Physical therapy should NOT be extremely painful. If you are experiencing extreme pain during or after therapy it’s likely that you are doing the wrong exercises or interventions, going to hard, or are just in a highly tissue irritable state. 

It’s incredibly important to tell your therapist that what you are doing is causing severe pain so that they can adjust whatever program they have you on. If you don’t tell us, we won’t know (even though you think we should). 

I’ve now worked with 100’s of clients over the years and I still can’t predict who will flare up vs. who will not. Some people have such severe issues and they are in several different locations of their body, that one issue might improve, while another gets worse. 

For example, I recently had a client with low back and cervical spine pain. We worked on this for 3 weeks and she was feeling much better. Unfortunately, the things we were doing aggravated a wrist injury she had sustained many years ago and she decided that she would not like to continue PT at this time due to the wrist issue. 

We had solved her initial issue but created another one. This is the challenge with pain. It’s very hard to predict. 

In the remainder of this article, I’ll discuss different conditions and also a few key principles I use when dealing with my own pain and injuries and how I transfer this to patient care. 

back pain cartoon man black shirt bending over grabbing back in pain

Is pain during the rehab process ever okay?

Pain during physical therapy is normal however it should never be severe. 

There is a caveat to this. If you are the type of person that enjoys pushing through pain, and, you don’t have worsening symptoms 24 hours later, then it’s okay to push through a bit higher levels of pain, assuming this is not recovering from a surgery. 

When recovering from surgery where something has been reattached, it’s best to listen to your body versus push through.

If this is pain unrelated to a surgical repair then you are generally clear to push through if you feel comfortable with that. 

If you’re the type of person that shies away from all pain then I would not recommend this approach to you. 

When should we pay attention to pain and when should we ignore it?

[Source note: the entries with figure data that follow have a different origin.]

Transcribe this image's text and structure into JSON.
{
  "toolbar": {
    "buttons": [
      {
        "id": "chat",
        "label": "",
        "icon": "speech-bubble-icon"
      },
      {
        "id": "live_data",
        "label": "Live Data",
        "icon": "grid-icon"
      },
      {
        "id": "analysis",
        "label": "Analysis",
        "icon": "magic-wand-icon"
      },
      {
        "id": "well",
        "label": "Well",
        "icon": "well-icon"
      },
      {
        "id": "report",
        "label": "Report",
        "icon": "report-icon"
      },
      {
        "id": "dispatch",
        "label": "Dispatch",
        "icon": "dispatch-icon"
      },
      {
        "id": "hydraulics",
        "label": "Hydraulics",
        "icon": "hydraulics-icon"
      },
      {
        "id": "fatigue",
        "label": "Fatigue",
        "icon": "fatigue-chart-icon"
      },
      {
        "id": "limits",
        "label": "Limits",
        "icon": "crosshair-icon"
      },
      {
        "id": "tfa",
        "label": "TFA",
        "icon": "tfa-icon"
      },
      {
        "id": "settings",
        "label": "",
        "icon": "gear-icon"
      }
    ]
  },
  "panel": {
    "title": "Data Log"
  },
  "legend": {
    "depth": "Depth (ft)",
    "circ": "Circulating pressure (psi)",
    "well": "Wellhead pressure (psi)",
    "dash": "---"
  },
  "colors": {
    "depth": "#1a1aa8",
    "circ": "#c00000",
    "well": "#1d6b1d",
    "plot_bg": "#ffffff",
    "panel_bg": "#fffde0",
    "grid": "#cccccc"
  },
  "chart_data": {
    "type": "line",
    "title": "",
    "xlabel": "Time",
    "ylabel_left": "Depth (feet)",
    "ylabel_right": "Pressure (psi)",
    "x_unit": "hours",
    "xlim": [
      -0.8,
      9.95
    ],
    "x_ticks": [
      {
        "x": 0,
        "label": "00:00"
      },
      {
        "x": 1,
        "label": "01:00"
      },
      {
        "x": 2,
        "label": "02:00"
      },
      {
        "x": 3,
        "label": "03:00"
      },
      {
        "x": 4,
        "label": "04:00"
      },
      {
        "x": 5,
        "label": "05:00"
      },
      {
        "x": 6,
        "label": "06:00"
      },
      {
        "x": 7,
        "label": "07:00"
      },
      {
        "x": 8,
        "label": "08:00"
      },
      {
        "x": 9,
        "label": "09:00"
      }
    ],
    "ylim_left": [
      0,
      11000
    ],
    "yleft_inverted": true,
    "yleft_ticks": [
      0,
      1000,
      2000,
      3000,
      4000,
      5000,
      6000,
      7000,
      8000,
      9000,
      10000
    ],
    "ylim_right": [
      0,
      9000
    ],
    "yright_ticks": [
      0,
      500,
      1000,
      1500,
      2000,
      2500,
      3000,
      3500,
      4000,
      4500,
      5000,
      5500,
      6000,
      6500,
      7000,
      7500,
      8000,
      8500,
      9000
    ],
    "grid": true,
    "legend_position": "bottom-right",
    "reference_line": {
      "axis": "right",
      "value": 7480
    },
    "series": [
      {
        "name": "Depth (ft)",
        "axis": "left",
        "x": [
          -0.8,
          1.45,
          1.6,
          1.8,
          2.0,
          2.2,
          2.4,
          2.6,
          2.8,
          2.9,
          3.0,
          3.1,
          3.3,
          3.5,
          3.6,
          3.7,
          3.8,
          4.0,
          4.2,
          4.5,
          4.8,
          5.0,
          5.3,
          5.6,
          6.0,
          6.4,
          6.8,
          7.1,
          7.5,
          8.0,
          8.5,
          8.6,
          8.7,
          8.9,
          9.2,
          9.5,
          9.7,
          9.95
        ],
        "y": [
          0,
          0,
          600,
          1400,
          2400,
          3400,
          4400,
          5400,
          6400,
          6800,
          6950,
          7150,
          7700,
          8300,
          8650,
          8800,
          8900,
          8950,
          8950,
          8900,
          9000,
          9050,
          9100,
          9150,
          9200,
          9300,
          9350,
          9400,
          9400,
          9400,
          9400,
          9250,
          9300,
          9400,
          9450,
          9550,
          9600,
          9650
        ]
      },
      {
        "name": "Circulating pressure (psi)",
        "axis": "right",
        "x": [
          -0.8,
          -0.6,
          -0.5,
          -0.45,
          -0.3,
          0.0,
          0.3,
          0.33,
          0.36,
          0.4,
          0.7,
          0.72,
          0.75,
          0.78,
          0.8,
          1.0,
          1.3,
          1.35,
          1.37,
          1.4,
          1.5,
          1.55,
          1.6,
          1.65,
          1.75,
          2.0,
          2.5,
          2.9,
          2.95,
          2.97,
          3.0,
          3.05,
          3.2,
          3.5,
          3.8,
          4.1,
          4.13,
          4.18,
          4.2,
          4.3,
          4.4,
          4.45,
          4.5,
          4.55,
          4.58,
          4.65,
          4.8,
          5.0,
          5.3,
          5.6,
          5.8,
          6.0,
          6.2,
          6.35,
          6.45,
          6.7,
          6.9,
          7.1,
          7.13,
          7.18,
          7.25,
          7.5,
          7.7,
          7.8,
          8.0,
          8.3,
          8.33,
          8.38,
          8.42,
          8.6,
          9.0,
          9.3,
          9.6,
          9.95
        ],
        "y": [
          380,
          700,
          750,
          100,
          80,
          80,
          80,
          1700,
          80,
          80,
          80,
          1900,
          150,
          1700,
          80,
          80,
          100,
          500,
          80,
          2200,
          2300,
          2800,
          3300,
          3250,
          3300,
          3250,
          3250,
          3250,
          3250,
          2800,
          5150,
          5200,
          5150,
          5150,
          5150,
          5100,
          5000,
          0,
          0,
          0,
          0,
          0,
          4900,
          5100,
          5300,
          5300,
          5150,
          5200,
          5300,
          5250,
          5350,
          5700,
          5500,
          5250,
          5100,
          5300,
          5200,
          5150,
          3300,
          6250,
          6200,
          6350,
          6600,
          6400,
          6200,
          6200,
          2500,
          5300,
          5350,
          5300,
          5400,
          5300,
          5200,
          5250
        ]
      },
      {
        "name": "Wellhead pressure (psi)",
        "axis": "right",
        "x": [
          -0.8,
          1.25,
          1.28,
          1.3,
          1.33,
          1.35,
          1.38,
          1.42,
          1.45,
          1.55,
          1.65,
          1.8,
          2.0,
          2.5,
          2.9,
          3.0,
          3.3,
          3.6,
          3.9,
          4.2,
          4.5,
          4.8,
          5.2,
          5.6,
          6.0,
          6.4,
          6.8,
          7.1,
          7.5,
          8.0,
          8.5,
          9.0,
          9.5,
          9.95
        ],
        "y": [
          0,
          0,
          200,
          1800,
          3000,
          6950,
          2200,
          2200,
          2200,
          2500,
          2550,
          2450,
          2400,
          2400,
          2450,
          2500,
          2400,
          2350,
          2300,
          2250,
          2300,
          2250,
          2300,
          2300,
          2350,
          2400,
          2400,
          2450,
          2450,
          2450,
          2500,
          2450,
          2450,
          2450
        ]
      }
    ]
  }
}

word attention in white with red backdrop

I hear this all the time; “my shoulder blade hurts and I don’t know what I did.” 

“What should I do?”

This is the wrong initial question to ask. 

The better question to ask is “my shoulder blade has been hurting the past 24 hours and i’m not exactly sure what caused it, is there anything I should do or just wait it out and see if it goes away in the next couple days?”

It’s a much longer question but it gets to the core of the issue. 

We don’t always need to intervene. 

Yes, you heard that right. 

While doing something often feels better, sometimes doing nothing is the correct approach. 

Not doing nothing as in resting, but not changing up anything that we are doing. Still go to the gym, work, etc. and live your life while it resolves. 

What about when the pain doesn’t go away?

Now this is a different story. If you have pain that you were thinking would just go away but now it’s been around for a few weeks and it’s not getting any better despite you trying a few interventions on your own, that’s when I would say this has become a pattern that likely needs addressing. 

An example: 

My client Nic had been getting lower back spasms every couple of months which would then take a few weeks to resolve. 

This kept happening more frequently and this was soon a pattern that he couldn’t shake. 

This is different than if you’ve been alive for 50 years, have one instance of a lower back spasms, and then it doesn’t happen again for 7 years. 

Pay attention to patterns, and ignore one-time occurrences. 

When should you seek professional help?

I recommend seeking professional help if the pain or injury you’re experiencing has become a pattern that you are unable to solve on your own. 

Waiting a couple weeks or even a month to try and address it on your own is perfectly reasonable assuming it’s not a fracture, infection, or some other internal organ issue. 

If you’re pretty convinced it’s a musculoskeletal problem, most of those don’t require immediate intervention and you should be okay waiting it out.


Again, if it’s been between 2-4 weeks and it’s not getting better, seek out professional help. 

If you want to get help sooner, that’s completely reasonable as well as they may be able to help you control symptoms better than if you were doing it only on your own. 

What types of pain/injury can be most painful during rehab?

  • Post-surgical, particularly total knee replacements and rotator cuff repairs. These tend to be some of the more painful surgeries and recovery processes. But, remember they should never cross into the severe and unbearable levels. 

  • Tendinosis/itis — these are usually very easy to flare-up and can go from 0-100 really quickly. I recommend a “low and slow” approach with these, starting with light weight, low intensity, and progress slowly over time.

Key Takeaways

  • Physical therapy and recovery from pain/injury should not be severely painful
  • It’s okay to wait a few weeks to see if you heal on your own
  • Don’t wait months to work with a professional as this will likely exacerbate the problem
  • Some conditions are more painful than others but none should be severely worsened by physical therapy or other interventions.